Phil Roberts - Poet and Philosopher

Phil Roberts was born in Brisbane, Australia, and from a very early age developed a love for the arts and history. He obtained an honours degree in English language and literature at the University of Queensland and later a master’s degree in public administration. In 1971 he began a career of nearly forty years in government. Initially a librarian researching local history, he went on to positions in library management, industrial relations, policy and strategic planning. As such, he worked in a range of fields including education, family and community welfare, indigenous affairs, local government, policing and transport; he also spent two years in London. In the 1980s his literary muse arrived and he became a writer in his spare time, specialising in poetry of the spirit, love and life issues. This was to become intertwined with a growing fascination for theology and philosophy, especially moral philosophy.

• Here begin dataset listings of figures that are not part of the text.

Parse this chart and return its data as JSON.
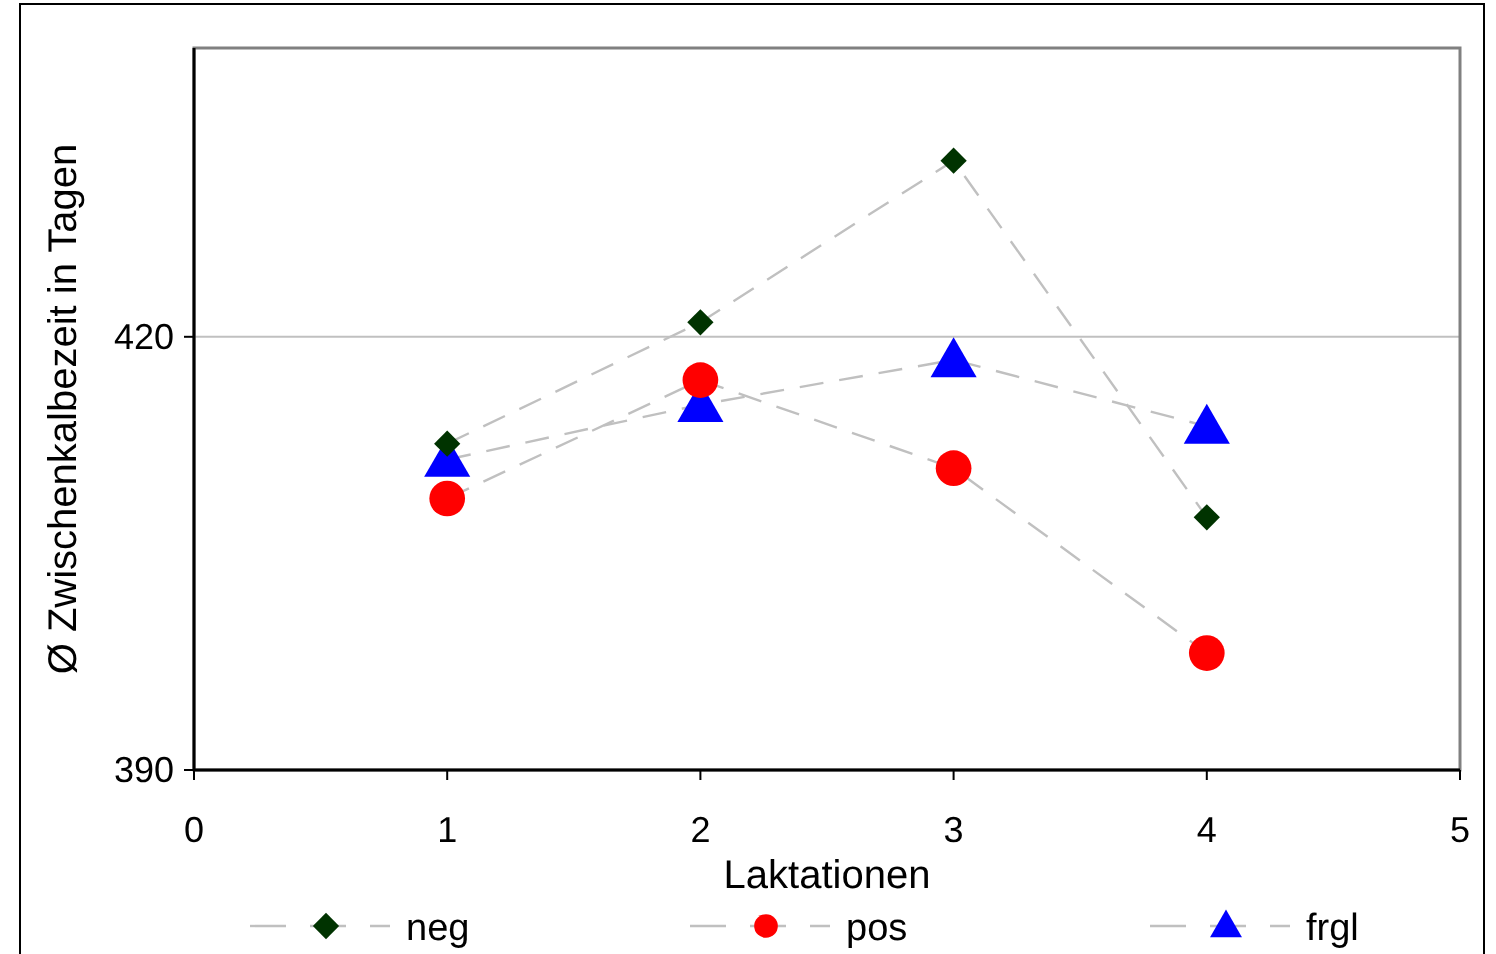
{
  "chart_data": {
    "type": "line",
    "xlabel": "Laktationen",
    "ylabel": "Ø Zwischenkalbezeit in Tagen",
    "x": [
      1,
      2,
      3,
      4
    ],
    "xlim": [
      0,
      5
    ],
    "xticks": [
      0,
      1,
      2,
      3,
      4,
      5
    ],
    "ylim": [
      390,
      440
    ],
    "yticks": [
      390,
      420
    ],
    "grid": "y",
    "legend": "bottom",
    "line_style": "dashed",
    "series": [
      {
        "name": "neg",
        "color": "#003300",
        "marker": "diamond",
        "values": [
          412.6,
          421.0,
          432.2,
          407.5
        ]
      },
      {
        "name": "pos",
        "color": "#ff0000",
        "marker": "circle",
        "values": [
          408.8,
          417.0,
          410.9,
          398.1
        ]
      },
      {
        "name": "frgl",
        "color": "#0000ff",
        "marker": "triangle",
        "values": [
          411.5,
          415.3,
          418.4,
          413.8
        ]
      }
    ]
  }
}
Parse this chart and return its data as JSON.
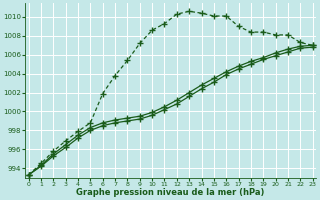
{
  "xlabel": "Graphe pression niveau de la mer (hPa)",
  "bg_color": "#c5e8e8",
  "grid_color": "#ffffff",
  "line_color": "#1a5c1a",
  "ylim": [
    993.0,
    1011.5
  ],
  "xlim": [
    -0.3,
    23.3
  ],
  "yticks": [
    994,
    996,
    998,
    1000,
    1002,
    1004,
    1006,
    1008,
    1010
  ],
  "xticks": [
    0,
    1,
    2,
    3,
    4,
    5,
    6,
    7,
    8,
    9,
    10,
    11,
    12,
    13,
    14,
    15,
    16,
    17,
    18,
    19,
    20,
    21,
    22,
    23
  ],
  "line1_x": [
    0,
    1,
    2,
    3,
    4,
    5,
    6,
    7,
    8,
    9,
    10,
    11,
    12,
    13,
    14,
    15,
    16,
    17,
    18,
    19,
    20,
    21,
    22,
    23
  ],
  "line1_y": [
    993.3,
    994.5,
    995.8,
    996.9,
    997.9,
    998.8,
    1001.9,
    1003.8,
    1005.4,
    1007.2,
    1008.6,
    1009.3,
    1010.3,
    1010.6,
    1010.4,
    1010.1,
    1010.1,
    1009.0,
    1008.4,
    1008.4,
    1008.1,
    1008.1,
    1007.3,
    1007.0
  ],
  "line2_x": [
    0,
    1,
    2,
    3,
    4,
    5,
    6,
    7,
    8,
    9,
    10,
    11,
    12,
    13,
    14,
    15,
    16,
    17,
    18,
    19,
    20,
    21,
    22,
    23
  ],
  "line2_y": [
    993.3,
    994.3,
    995.5,
    996.5,
    997.5,
    998.3,
    998.8,
    999.1,
    999.3,
    999.5,
    999.9,
    1000.5,
    1001.2,
    1002.0,
    1002.8,
    1003.5,
    1004.2,
    1004.8,
    1005.3,
    1005.7,
    1006.2,
    1006.6,
    1006.9,
    1007.0
  ],
  "line3_x": [
    0,
    1,
    2,
    3,
    4,
    5,
    6,
    7,
    8,
    9,
    10,
    11,
    12,
    13,
    14,
    15,
    16,
    17,
    18,
    19,
    20,
    21,
    22,
    23
  ],
  "line3_y": [
    993.3,
    994.2,
    995.3,
    996.2,
    997.2,
    998.0,
    998.5,
    998.8,
    999.0,
    999.2,
    999.6,
    1000.2,
    1000.8,
    1001.6,
    1002.4,
    1003.1,
    1003.9,
    1004.5,
    1005.0,
    1005.5,
    1005.9,
    1006.3,
    1006.7,
    1006.8
  ]
}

Phil has also been active for many years in community service, and his recreations include the arts, tennis (as a spectator), long-distance walking, and travel. He lives in Brisbane and is now a full-time writer, with a philosophy website at

Phil’s range in poetry is extensive; no topic is entirely safe from the workings of his imagination, though he confesses to failure (so far) to be able write poetically about any form of sport. One day he hopes a top-grade tennis championship will break that drought. Much of his writing is, directly or indirectly, about himself – his love life, his struggles with maturing and ageing, his struggles with issues of philosophy, and so on. However, he is also a keen observer of society and social issues, and from time to time is moved too to write about particular places, including places he has encountered in his travels. In style he is predominantly conventional though he also enjoys a modest degree of experimentation with poetic forms, provided this is not at the expense of intelligibility. For above all, he believes poetry is to be understood, with literary devices and choice of language being the servants of meaning, not the masters. Poetry which makes a virtue of obscurity becomes like the scraping violin – death by poetry.